Là d’où nous venons, il n’y a pas de crimes passionnels, parce qu’il n’y a pas de passion.

Là d’où nous venons, il n’y a pas de noms, pas de familles vivant ensemble, pas de maris ni d’épouses, pas d’adolescents maussades, pas de fous.
Là d’où nous venons, nous avons résolu le problème de la peur parce que nous avons résolu le problème de la mort. »

humains

C’est ainsi qu’à la façon d’un Gurb sous la plume de Mendoza né un Andrew Martin sous la plume de Matt HAIG. Andrew Martin est un très grand mathématicien qui recherche depuis des années le secret des nombres premiers. Et il n’est ni le seul, ni le premier à vouloir résoudre cette équation difficile. Dans la vie de tous les jours, il est maussade, il ignore sa famille. Il navigue dans sa carcasse de métal entre la maison et la fac où il donne quelques cours. Il a une vie d’adulte qualifiable de rangée et normale. Seulement voilà, il s’apprête à être multi millionnaire.
Andrew Martin a résolu l’énigme des nombres premiers et lorsqu’il la démontrera devant l’humanité entière, il se verra remis un chéque. Seulement Andrex Martin ne connaît pas toutes les répercussions d’un tel apprentissage pour le cerveau humain. C’est pourquoi un groupuscule vivant sur une planète à plusieurs milliards d’années lumières décide d’agir !

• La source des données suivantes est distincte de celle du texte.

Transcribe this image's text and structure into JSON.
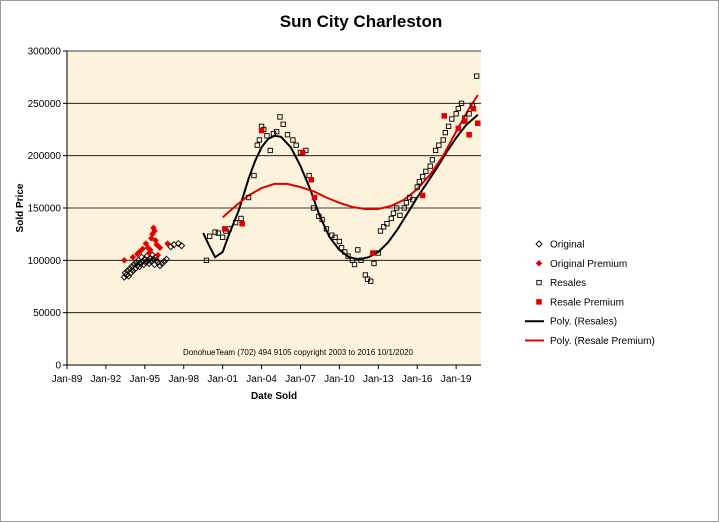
{
  "chart_data": {
    "type": "scatter",
    "title": "Sun City Charleston",
    "xlabel": "Date Sold",
    "ylabel": "Sold Price",
    "annotation": "DonohueTeam   (702) 494 9105 copyright  2003 to 2016  10/1/2020",
    "xlim": [
      "1989-01",
      "2020-12"
    ],
    "ylim": [
      0,
      300000
    ],
    "x_ticks": [
      "Jan-89",
      "Jan-92",
      "Jan-95",
      "Jan-98",
      "Jan-01",
      "Jan-04",
      "Jan-07",
      "Jan-10",
      "Jan-13",
      "Jan-16",
      "Jan-19"
    ],
    "y_ticks": [
      "0",
      "50000",
      "100000",
      "150000",
      "200000",
      "250000",
      "300000"
    ],
    "y_tick_values": [
      0,
      50000,
      100000,
      150000,
      200000,
      250000,
      300000
    ],
    "grid": "horizontal",
    "legend_position": "right",
    "background_color": "#fdf3dc",
    "series": [
      {
        "name": "Original",
        "marker": "diamond-open",
        "color": "#000000",
        "points": [
          [
            "1993-06",
            84000
          ],
          [
            "1993-07",
            88000
          ],
          [
            "1993-08",
            86000
          ],
          [
            "1993-09",
            90000
          ],
          [
            "1993-10",
            85000
          ],
          [
            "1993-11",
            92000
          ],
          [
            "1993-12",
            88000
          ],
          [
            "1994-01",
            94000
          ],
          [
            "1994-02",
            90000
          ],
          [
            "1994-03",
            96000
          ],
          [
            "1994-04",
            92000
          ],
          [
            "1994-05",
            98000
          ],
          [
            "1994-06",
            95000
          ],
          [
            "1994-07",
            100000
          ],
          [
            "1994-08",
            94000
          ],
          [
            "1994-09",
            97000
          ],
          [
            "1994-10",
            103000
          ],
          [
            "1994-11",
            99000
          ],
          [
            "1994-12",
            96000
          ],
          [
            "1995-01",
            101000
          ],
          [
            "1995-02",
            98000
          ],
          [
            "1995-03",
            104000
          ],
          [
            "1995-04",
            100000
          ],
          [
            "1995-05",
            97000
          ],
          [
            "1995-06",
            102000
          ],
          [
            "1995-07",
            99000
          ],
          [
            "1995-08",
            105000
          ],
          [
            "1995-09",
            101000
          ],
          [
            "1995-10",
            96000
          ],
          [
            "1995-11",
            103000
          ],
          [
            "1995-12",
            100000
          ],
          [
            "1996-01",
            98000
          ],
          [
            "1996-03",
            95000
          ],
          [
            "1996-05",
            97000
          ],
          [
            "1996-07",
            99000
          ],
          [
            "1996-09",
            101000
          ],
          [
            "1997-01",
            113000
          ],
          [
            "1997-04",
            115000
          ],
          [
            "1997-08",
            116000
          ],
          [
            "1997-11",
            114000
          ]
        ]
      },
      {
        "name": "Original Premium",
        "marker": "diamond-filled",
        "color": "#e00000",
        "points": [
          [
            "1993-06",
            100000
          ],
          [
            "1994-02",
            103000
          ],
          [
            "1994-06",
            106000
          ],
          [
            "1994-08",
            108000
          ],
          [
            "1994-11",
            111000
          ],
          [
            "1995-02",
            116000
          ],
          [
            "1995-04",
            112000
          ],
          [
            "1995-05",
            107000
          ],
          [
            "1995-06",
            110000
          ],
          [
            "1995-07",
            121000
          ],
          [
            "1995-08",
            125000
          ],
          [
            "1995-09",
            131000
          ],
          [
            "1995-10",
            128000
          ],
          [
            "1995-11",
            119000
          ],
          [
            "1995-12",
            115000
          ],
          [
            "1996-01",
            105000
          ],
          [
            "1996-03",
            112000
          ],
          [
            "1996-10",
            116000
          ]
        ]
      },
      {
        "name": "Resales",
        "marker": "square-open",
        "color": "#000000",
        "points": [
          [
            "1999-10",
            100000
          ],
          [
            "2000-01",
            123000
          ],
          [
            "2000-06",
            127000
          ],
          [
            "2000-09",
            126000
          ],
          [
            "2001-01",
            122000
          ],
          [
            "2001-04",
            128000
          ],
          [
            "2001-07",
            130000
          ],
          [
            "2002-01",
            136000
          ],
          [
            "2002-06",
            140000
          ],
          [
            "2003-01",
            160000
          ],
          [
            "2003-06",
            181000
          ],
          [
            "2003-09",
            210000
          ],
          [
            "2003-11",
            215000
          ],
          [
            "2004-01",
            228000
          ],
          [
            "2004-03",
            225000
          ],
          [
            "2004-06",
            219000
          ],
          [
            "2004-09",
            205000
          ],
          [
            "2004-12",
            221000
          ],
          [
            "2005-03",
            223000
          ],
          [
            "2005-06",
            237000
          ],
          [
            "2005-09",
            230000
          ],
          [
            "2006-01",
            220000
          ],
          [
            "2006-06",
            215000
          ],
          [
            "2006-09",
            210000
          ],
          [
            "2007-01",
            203000
          ],
          [
            "2007-06",
            205000
          ],
          [
            "2007-09",
            181000
          ],
          [
            "2008-01",
            150000
          ],
          [
            "2008-06",
            142000
          ],
          [
            "2008-09",
            139000
          ],
          [
            "2009-01",
            130000
          ],
          [
            "2009-06",
            124000
          ],
          [
            "2009-09",
            122000
          ],
          [
            "2010-01",
            118000
          ],
          [
            "2010-03",
            112000
          ],
          [
            "2010-06",
            108000
          ],
          [
            "2010-09",
            104000
          ],
          [
            "2011-01",
            100000
          ],
          [
            "2011-03",
            96000
          ],
          [
            "2011-06",
            110000
          ],
          [
            "2011-09",
            100000
          ],
          [
            "2012-01",
            86000
          ],
          [
            "2012-03",
            82000
          ],
          [
            "2012-06",
            80000
          ],
          [
            "2012-09",
            97000
          ],
          [
            "2013-01",
            107000
          ],
          [
            "2013-03",
            128000
          ],
          [
            "2013-06",
            132000
          ],
          [
            "2013-09",
            135000
          ],
          [
            "2014-01",
            140000
          ],
          [
            "2014-03",
            145000
          ],
          [
            "2014-06",
            150000
          ],
          [
            "2014-09",
            143000
          ],
          [
            "2015-01",
            150000
          ],
          [
            "2015-03",
            155000
          ],
          [
            "2015-06",
            160000
          ],
          [
            "2015-09",
            158000
          ],
          [
            "2016-01",
            170000
          ],
          [
            "2016-03",
            175000
          ],
          [
            "2016-06",
            180000
          ],
          [
            "2016-09",
            185000
          ],
          [
            "2017-01",
            190000
          ],
          [
            "2017-03",
            196000
          ],
          [
            "2017-06",
            205000
          ],
          [
            "2017-09",
            210000
          ],
          [
            "2018-01",
            215000
          ],
          [
            "2018-03",
            222000
          ],
          [
            "2018-06",
            228000
          ],
          [
            "2018-09",
            235000
          ],
          [
            "2019-01",
            240000
          ],
          [
            "2019-03",
            245000
          ],
          [
            "2019-06",
            250000
          ],
          [
            "2019-09",
            236000
          ],
          [
            "2020-01",
            240000
          ],
          [
            "2020-04",
            248000
          ],
          [
            "2020-08",
            276000
          ]
        ]
      },
      {
        "name": "Resale Premium",
        "marker": "square-filled",
        "color": "#e00000",
        "points": [
          [
            "2001-03",
            130000
          ],
          [
            "2002-07",
            135000
          ],
          [
            "2004-01",
            224000
          ],
          [
            "2007-03",
            203000
          ],
          [
            "2007-11",
            177000
          ],
          [
            "2008-02",
            160000
          ],
          [
            "2012-08",
            107000
          ],
          [
            "2016-06",
            162000
          ],
          [
            "2018-02",
            238000
          ],
          [
            "2019-03",
            226000
          ],
          [
            "2019-09",
            233000
          ],
          [
            "2020-01",
            220000
          ],
          [
            "2020-05",
            245000
          ],
          [
            "2020-09",
            231000
          ]
        ]
      }
    ],
    "trendlines": [
      {
        "name": "Poly. (Resales)",
        "color": "#000000",
        "points": [
          [
            "1999-07",
            126000
          ],
          [
            "2000-01",
            113000
          ],
          [
            "2000-06",
            103000
          ],
          [
            "2001-01",
            108000
          ],
          [
            "2001-07",
            125000
          ],
          [
            "2002-04",
            148000
          ],
          [
            "2003-01",
            178000
          ],
          [
            "2003-07",
            195000
          ],
          [
            "2004-01",
            208000
          ],
          [
            "2004-07",
            216000
          ],
          [
            "2005-01",
            219000
          ],
          [
            "2005-07",
            218000
          ],
          [
            "2006-04",
            208000
          ],
          [
            "2007-01",
            190000
          ],
          [
            "2007-10",
            168000
          ],
          [
            "2008-07",
            142000
          ],
          [
            "2009-04",
            122000
          ],
          [
            "2010-01",
            110000
          ],
          [
            "2010-10",
            103000
          ],
          [
            "2011-07",
            101000
          ],
          [
            "2012-04",
            103000
          ],
          [
            "2013-01",
            108000
          ],
          [
            "2013-10",
            117000
          ],
          [
            "2014-07",
            130000
          ],
          [
            "2015-04",
            145000
          ],
          [
            "2016-01",
            160000
          ],
          [
            "2016-10",
            174000
          ],
          [
            "2017-07",
            188000
          ],
          [
            "2018-04",
            203000
          ],
          [
            "2019-01",
            217000
          ],
          [
            "2019-10",
            229000
          ],
          [
            "2020-09",
            239000
          ]
        ]
      },
      {
        "name": "Poly. (Resale Premium)",
        "color": "#e00000",
        "points": [
          [
            "2001-01",
            141000
          ],
          [
            "2002-01",
            152000
          ],
          [
            "2003-01",
            162000
          ],
          [
            "2004-01",
            169000
          ],
          [
            "2005-01",
            173000
          ],
          [
            "2006-01",
            173000
          ],
          [
            "2007-01",
            170000
          ],
          [
            "2008-01",
            166000
          ],
          [
            "2009-01",
            160000
          ],
          [
            "2010-01",
            155000
          ],
          [
            "2011-01",
            151000
          ],
          [
            "2012-01",
            149000
          ],
          [
            "2013-01",
            149000
          ],
          [
            "2014-01",
            152000
          ],
          [
            "2015-01",
            158000
          ],
          [
            "2016-01",
            168000
          ],
          [
            "2017-01",
            182000
          ],
          [
            "2018-01",
            200000
          ],
          [
            "2019-01",
            223000
          ],
          [
            "2020-01",
            245000
          ],
          [
            "2020-09",
            258000
          ]
        ]
      }
    ]
  }
}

Andrew Martin doit mourir. Et c’est un extraterrestre qui va prendre sa place afin d’éliminer tous ceux qui sont au courant de sa découverte.

C’est alors que le roman débute. Et il est fort, il est bon. Un roman qui met le lecteur face à sa condition d’humain. Cet être venu d’ailleurs et qui n’a pas de nom voit toutes les imperfections de l’humanité. Il en a déjà beaucoup entendu parler, mais il ne pensait pas que les humains pouvaient être si laids, et si bêtes.
A tendance philosophique sur la vie, l’univers, et la loyauté, ce roman porte une réelle maturité au genre. Nous nous retrouvons dans le journal d’un extraterrestre qui ne nous aime pas. Qui est prêt à tout pour éliminer la connaissance mathématique et qui est bien plus évolué que nous.

Nous retrouvons dans ce roman, comme préciser plus haut, l’humour de Mendoza avec Sans nouvelles de Gurb. Mais nous retrouvons aussi les thèmes chers à Roland TOPOR et à Roman POLANSKI. Notamment dans le livre Le Locataire Chimérique où un homme, qui pense être manipulé, devient ce qu’il n’est pas malgré lui. Dans une ambiance d’angoisse, entre thriller et anticipation, on retrouve un monde très avancé au coeur même de notre monde contemporain.

 

Un coup de maître de la part de Matt HAIG !

 

Ouvrage disponible aux éditions hélium à partir du 20 Août 2014.